In Australia and New Zealand, NinjaOne has expanded its presence following its acquisition of Australian SaaS backup provider Dropsuite last year, and said the new funding would help accelerate its regional growth efforts.

In a statement, CEO and co-founder Sal Sferlazza linked the funding to product development and market expansion, including the use of AI across the business. “We’re in a rare position to collaborate with some of the most forward-thinking investors in the world, and those partnerships are shaping how we bring AI into every layer of our business, from our platform roadmap and market expansion to our internal operations,” he said.

NinjaOne said it remains founder-led and debt-free, with co-founders Sal Sferlazza and Chris Matarese retaining majority control. The company also cited nearly 40,000 customers across more than 140 countries.

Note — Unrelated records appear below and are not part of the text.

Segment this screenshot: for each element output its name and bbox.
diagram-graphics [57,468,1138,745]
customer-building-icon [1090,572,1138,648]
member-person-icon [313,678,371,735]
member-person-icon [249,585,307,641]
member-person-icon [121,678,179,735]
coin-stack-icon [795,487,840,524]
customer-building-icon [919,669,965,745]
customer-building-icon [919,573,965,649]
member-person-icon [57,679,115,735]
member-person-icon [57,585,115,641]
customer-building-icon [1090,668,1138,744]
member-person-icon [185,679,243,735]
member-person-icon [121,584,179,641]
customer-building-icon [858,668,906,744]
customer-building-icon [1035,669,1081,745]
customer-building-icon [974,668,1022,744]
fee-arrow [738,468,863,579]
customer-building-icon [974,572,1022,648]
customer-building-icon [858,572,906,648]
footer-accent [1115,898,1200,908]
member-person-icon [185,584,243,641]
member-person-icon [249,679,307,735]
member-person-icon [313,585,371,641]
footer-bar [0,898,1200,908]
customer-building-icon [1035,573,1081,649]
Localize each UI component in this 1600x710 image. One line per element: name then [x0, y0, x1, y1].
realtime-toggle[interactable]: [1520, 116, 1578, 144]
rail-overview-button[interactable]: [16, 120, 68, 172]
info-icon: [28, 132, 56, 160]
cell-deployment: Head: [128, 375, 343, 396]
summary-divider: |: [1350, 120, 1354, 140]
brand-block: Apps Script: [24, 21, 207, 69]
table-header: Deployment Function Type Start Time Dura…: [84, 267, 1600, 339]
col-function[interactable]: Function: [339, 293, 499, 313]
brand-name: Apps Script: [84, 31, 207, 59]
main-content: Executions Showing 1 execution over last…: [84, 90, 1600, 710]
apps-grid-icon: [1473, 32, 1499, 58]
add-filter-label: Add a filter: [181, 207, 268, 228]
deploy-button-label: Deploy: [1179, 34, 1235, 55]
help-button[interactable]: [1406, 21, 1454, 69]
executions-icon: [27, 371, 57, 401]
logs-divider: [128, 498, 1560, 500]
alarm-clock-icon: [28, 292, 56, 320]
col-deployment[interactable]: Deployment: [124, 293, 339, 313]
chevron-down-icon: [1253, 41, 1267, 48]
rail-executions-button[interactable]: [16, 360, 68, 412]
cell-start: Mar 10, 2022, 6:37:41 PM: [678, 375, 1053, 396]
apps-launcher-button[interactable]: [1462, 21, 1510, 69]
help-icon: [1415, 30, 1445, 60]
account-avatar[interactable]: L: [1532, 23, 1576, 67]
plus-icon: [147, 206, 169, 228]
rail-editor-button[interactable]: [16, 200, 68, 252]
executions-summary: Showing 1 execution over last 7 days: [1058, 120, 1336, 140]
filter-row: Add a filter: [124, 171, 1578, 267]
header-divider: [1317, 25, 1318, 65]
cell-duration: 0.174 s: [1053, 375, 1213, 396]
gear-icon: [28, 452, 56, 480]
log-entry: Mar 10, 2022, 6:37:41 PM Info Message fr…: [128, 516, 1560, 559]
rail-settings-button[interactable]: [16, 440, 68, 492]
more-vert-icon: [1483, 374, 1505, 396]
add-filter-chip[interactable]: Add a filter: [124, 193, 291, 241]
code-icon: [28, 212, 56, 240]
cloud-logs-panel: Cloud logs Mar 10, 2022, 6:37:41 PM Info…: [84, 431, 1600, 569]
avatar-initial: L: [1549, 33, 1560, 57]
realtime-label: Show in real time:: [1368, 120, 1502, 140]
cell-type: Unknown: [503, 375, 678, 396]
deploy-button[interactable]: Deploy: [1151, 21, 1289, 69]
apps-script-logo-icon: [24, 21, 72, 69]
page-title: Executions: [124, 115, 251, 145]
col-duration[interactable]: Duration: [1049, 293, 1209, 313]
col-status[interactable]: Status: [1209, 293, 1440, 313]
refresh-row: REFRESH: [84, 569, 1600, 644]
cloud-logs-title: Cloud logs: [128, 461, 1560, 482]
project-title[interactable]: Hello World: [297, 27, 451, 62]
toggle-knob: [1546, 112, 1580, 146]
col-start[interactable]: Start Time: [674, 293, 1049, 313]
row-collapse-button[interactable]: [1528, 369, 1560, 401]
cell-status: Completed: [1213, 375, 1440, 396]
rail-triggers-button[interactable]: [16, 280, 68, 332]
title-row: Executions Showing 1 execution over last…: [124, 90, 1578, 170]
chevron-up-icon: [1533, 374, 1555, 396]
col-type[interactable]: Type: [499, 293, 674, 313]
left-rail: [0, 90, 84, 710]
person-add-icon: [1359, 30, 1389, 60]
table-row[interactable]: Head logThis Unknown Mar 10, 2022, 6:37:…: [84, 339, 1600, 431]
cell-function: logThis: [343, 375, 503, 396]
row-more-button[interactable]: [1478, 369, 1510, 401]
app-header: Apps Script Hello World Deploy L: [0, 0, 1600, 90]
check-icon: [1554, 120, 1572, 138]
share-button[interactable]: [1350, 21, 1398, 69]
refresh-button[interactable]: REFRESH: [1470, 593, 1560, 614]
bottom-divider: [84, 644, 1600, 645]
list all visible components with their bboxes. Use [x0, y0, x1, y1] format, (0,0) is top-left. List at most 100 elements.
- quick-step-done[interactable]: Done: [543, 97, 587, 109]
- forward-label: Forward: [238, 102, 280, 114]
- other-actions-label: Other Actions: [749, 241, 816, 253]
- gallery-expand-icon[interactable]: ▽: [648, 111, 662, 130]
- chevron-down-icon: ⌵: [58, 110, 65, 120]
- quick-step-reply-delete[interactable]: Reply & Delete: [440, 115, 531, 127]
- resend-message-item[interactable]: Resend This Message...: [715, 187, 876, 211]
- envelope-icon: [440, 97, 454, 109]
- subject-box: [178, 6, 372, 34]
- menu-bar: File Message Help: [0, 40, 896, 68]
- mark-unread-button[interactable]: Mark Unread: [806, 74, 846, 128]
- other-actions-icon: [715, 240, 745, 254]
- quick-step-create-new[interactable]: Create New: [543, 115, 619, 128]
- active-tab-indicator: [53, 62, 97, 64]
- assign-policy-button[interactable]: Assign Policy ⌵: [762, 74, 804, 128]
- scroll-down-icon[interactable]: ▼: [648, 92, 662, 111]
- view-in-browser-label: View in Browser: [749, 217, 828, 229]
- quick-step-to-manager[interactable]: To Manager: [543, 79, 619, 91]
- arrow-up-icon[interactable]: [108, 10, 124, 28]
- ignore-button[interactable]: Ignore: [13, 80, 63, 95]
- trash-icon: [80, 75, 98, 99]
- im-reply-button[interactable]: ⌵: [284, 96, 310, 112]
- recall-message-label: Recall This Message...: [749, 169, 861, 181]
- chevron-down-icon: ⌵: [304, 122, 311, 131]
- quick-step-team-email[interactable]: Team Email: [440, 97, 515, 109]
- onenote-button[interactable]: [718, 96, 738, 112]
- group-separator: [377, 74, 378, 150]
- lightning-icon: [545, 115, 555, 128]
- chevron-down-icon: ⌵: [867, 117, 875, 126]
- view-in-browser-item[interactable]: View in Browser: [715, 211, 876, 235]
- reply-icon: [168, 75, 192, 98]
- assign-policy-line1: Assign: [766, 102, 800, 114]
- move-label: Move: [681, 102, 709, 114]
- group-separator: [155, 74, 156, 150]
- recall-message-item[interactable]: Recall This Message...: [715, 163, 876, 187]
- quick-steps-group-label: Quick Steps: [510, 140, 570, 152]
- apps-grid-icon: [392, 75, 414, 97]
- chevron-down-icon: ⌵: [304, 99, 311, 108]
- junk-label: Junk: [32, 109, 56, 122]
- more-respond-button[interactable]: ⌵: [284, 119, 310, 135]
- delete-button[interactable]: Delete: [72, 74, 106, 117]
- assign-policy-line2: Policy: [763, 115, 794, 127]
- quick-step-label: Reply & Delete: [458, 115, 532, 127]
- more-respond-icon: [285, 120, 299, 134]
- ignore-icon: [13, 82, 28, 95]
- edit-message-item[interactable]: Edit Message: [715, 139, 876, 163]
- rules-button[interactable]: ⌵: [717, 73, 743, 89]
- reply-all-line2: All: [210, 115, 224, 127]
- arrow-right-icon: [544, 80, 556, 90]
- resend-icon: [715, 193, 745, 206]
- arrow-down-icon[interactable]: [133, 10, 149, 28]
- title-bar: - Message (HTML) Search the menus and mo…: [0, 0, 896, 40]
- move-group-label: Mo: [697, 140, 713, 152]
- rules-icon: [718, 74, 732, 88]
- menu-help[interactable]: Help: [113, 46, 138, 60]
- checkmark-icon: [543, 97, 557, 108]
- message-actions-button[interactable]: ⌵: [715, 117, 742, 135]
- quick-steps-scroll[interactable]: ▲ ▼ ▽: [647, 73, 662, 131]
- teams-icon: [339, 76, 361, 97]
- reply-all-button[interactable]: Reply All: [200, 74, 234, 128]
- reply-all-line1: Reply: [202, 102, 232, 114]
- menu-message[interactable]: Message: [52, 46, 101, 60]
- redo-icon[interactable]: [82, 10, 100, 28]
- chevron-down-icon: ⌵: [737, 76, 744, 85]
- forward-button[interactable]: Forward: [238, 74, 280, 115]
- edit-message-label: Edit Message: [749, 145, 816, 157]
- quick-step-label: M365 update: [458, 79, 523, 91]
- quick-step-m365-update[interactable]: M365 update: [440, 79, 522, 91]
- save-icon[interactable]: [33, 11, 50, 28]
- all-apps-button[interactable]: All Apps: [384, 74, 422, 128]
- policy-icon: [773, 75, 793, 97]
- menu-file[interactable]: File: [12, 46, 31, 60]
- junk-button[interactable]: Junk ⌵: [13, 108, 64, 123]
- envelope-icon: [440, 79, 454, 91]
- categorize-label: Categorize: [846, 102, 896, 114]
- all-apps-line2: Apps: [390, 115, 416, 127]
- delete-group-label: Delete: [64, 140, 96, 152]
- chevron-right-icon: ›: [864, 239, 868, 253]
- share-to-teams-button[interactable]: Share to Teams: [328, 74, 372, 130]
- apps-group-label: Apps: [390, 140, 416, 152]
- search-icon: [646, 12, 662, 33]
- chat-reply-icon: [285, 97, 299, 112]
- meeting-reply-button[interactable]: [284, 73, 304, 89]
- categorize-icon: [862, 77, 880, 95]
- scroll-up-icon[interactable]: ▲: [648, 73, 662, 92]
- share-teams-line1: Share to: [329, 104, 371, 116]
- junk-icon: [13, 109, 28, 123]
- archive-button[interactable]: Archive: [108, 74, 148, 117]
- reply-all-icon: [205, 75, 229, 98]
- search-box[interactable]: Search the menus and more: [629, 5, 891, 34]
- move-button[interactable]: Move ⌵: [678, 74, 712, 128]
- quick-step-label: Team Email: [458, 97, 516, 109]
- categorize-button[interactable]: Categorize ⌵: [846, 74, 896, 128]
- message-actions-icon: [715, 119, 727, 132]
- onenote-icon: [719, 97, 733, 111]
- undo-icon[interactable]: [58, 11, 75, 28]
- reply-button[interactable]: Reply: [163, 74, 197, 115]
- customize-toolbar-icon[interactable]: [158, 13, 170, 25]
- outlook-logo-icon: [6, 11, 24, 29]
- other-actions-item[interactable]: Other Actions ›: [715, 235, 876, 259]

The raise comes as endpoint management and broader IT operations tooling continues to consolidate, with vendors positioning “single platform” approaches as a response to tool sprawl and growing automation requirements. NinjaOne cited a Gartner forecast that by 2030 more than 50% of digital workplace tasks will be automated via digital workplace operations automation platforms, up from less than 5% in 2026.

As part of its announcement, NinjaOne also pointed to third-party research it said measured return on investment for its customers, citing an IDC Research study that reported a 720% three-year ROI and a four-month payback period on investment.

Company president and co-founder Chris Matarese said the round was not driven by a need for capital to keep growing. “Because we are profitable, this raise was never about needing capital to grow,” he said.